With Irene downgraded to a tropical storm, it is clear that this weather event has become another example of America's media hyping every potential crisis into a full-blown calamity before the fact.
Observing such was George Will on ABC's "This Week" Sunday who told his fellow panelists, "Whatever else you want to say about journalism, it shouldn’t subtract from the nation’s understanding and it certainly shouldn’t contribute to the manufacture of synthetic hysteria that is so much a part of modern life" (video follows with transcript and commentary):
JAKE TAPPER, HOST: George, you think we’re making too big a deal of all this.
GEORGE WILL: I have a home on South Carolina’s Atlantic Coast. I know that the Atlantic Ocean generates hurricanes, and they can be dangerous and unpredictable. That said, this too must be said: Florence Nightingale said, “Whatever else you can say about hospitals, they shouldn’t make their patients sicker.” And whatever else you want to say about journalism, it shouldn’t subtract from the nation’s understanding and it certainly shouldn’t contribute to the manufacture of synthetic hysteria that is so much a part of modern life. And I think we may have done so with regard to this tropical storm as it now seems to be.

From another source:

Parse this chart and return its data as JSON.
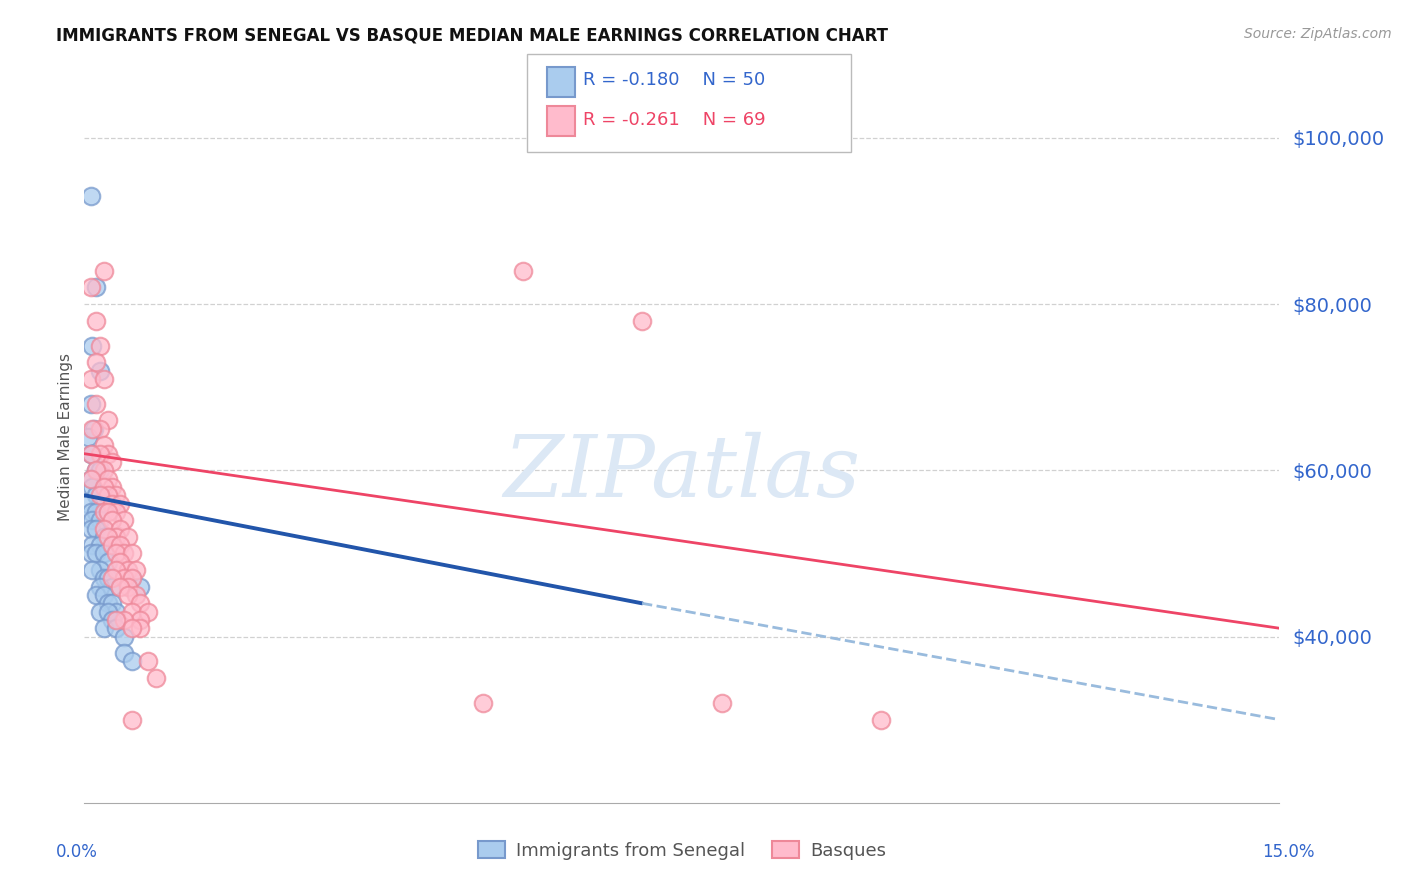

When you think about the unnecessary panic and fear ginned up by the media over what indeed turned into a tropical storm before it hit Manhattan, one has to wonder how much time and money was wasted in preparing for the hyped worst case scenario that fortunately never transpired.
Reminds you of 2009's predicted swine flu pandemic.
But maybe far more importantly, this event shows us how our current computer models can't accurately predict either the size, strength, or precise location of a hurricane within hours of it making landfall.
Yet we're supposed to radically change our entire economy over what computer models are forecasting regarding the impact carbon dioxide theoretically will have on the climate decades out.
We've just witnessed how media hype and hysteria concerning weather misleads the nation on events happening in days if not hours.
Shouldn't we be extraordinarily dubious about any calamity these same folks predict well into the future?